Museum display: via shutterstock

Touching the Past: engaging ways with archaeology in Orkney

Making delicate and precious museum artefacts more accessible is the focus for a research project and a series of events at the Orkney Museum where visitors will be invited to ‘please touch!’

As part of a joint research initiative between the University of Exeter, National Museums Scotland and the University of Edinburgh the ‘Touching the Past’ project, explores different approaches to the ways in which museums can offer experiences beyond ‘just looking’.

From the 5 September there will be a series of hands-on activities, where visitors will be invited to explore for themselves questions such as whether the Scar Plaque was really a Viking ironing board, or what those curious pins from Skara Brae might have been used for. Orkney Museum is hosting this event full of pioneering new methods of engagement to enable visitors to enjoy their collections in unusual and exciting ways. Some of these build on established methods, which include the use of craft produced replica items such as the Orkney hood, or traditional craft demonstrations such as drop-spinning, tablet -weaving and Orkney straw work. Virtual experiences that are object-initiated and artefact replication achieved by 3D laser scanning and 3Dprinting are other new and high tech approaches, which use the latest developments in touch devices.

The research project is led by University of Exeter, Archaeologist, Dr Linda Hurcombe, Dr Alison Sheridan, Principal Curator, Department of Scottish History and Archaeology, National Museums of Scotland and Professor Mark Wright from the University of Edinburgh.
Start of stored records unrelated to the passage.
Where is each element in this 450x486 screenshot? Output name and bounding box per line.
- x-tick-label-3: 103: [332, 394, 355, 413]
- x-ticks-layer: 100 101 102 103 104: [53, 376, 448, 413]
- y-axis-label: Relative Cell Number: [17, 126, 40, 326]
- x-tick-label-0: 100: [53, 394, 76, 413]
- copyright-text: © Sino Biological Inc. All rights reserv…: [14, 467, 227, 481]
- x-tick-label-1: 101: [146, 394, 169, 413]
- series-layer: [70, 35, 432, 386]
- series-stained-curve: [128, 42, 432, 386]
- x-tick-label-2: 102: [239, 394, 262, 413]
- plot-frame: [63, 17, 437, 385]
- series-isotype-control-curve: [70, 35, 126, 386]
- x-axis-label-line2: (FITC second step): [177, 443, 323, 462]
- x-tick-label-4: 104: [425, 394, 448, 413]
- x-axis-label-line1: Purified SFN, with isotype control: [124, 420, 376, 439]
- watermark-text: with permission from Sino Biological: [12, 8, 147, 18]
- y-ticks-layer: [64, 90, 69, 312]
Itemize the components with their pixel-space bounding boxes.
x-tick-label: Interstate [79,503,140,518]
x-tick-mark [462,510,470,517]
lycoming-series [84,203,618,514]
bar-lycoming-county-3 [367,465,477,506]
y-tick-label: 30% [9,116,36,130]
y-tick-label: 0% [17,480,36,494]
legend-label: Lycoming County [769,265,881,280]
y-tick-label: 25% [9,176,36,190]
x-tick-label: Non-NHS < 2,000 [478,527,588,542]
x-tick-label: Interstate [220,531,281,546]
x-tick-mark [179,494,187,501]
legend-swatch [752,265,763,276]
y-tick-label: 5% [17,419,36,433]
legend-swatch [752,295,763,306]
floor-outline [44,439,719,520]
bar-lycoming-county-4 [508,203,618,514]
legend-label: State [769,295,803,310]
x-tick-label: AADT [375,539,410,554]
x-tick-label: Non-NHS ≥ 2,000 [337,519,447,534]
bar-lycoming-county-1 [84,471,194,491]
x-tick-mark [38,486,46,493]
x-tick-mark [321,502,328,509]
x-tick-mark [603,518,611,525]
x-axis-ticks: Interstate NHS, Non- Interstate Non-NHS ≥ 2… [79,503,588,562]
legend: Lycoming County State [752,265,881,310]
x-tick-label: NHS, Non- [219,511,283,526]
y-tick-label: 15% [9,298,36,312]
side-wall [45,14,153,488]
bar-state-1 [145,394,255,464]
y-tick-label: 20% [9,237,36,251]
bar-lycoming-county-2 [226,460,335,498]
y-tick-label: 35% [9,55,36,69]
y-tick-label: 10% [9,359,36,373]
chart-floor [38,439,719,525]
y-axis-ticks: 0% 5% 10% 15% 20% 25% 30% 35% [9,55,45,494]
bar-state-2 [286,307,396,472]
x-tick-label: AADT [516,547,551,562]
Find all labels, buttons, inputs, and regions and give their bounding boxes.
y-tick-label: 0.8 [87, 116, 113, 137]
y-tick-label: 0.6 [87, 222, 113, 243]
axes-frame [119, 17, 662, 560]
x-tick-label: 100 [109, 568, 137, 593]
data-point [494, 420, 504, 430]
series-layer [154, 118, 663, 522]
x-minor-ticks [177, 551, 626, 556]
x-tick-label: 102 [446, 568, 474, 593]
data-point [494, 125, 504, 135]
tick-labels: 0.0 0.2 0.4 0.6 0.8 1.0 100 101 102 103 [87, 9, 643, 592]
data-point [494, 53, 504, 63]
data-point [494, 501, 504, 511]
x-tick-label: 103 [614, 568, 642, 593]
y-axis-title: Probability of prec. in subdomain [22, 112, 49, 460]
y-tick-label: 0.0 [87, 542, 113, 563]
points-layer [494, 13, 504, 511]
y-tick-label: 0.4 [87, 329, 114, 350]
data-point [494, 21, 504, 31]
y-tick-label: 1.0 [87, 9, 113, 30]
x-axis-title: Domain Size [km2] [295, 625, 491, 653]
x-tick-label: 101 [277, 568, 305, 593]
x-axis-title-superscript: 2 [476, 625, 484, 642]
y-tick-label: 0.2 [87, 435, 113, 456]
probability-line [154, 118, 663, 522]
During the week of events at the Orkney Museum, many of the approaches to museum artefacts will be available for the public to experience and participate in.

This involvement forms part of the exploratory research of the ‘Touching the Past’ project and the project team will be listening to what the visitors make of it all. Visitor feedback will form a significant part of the research project and their reactions to the range of activities will form an important element of the research project’s final evaluation.

The ‘Touching the Past’ event is in collaboration with the Orkney International Science Festival and hosted by Orkney Museum. It is funded by the Arts and Humanities Research Council (AHRC).

The exhibition will run alongside the Science Festival from 5 -11 September, and will be in the Archaeology Galleries of the Orkney Museum on September 5 and 6, and 9-11, moving to the Family Day of the Science Festival at the King Street Halls on 7 September. Orkney Museum, In Tankerness House, Broad Street Kirkwall, is open 10:30am-5pm, Monday to Saturday and admission is free-of-charge.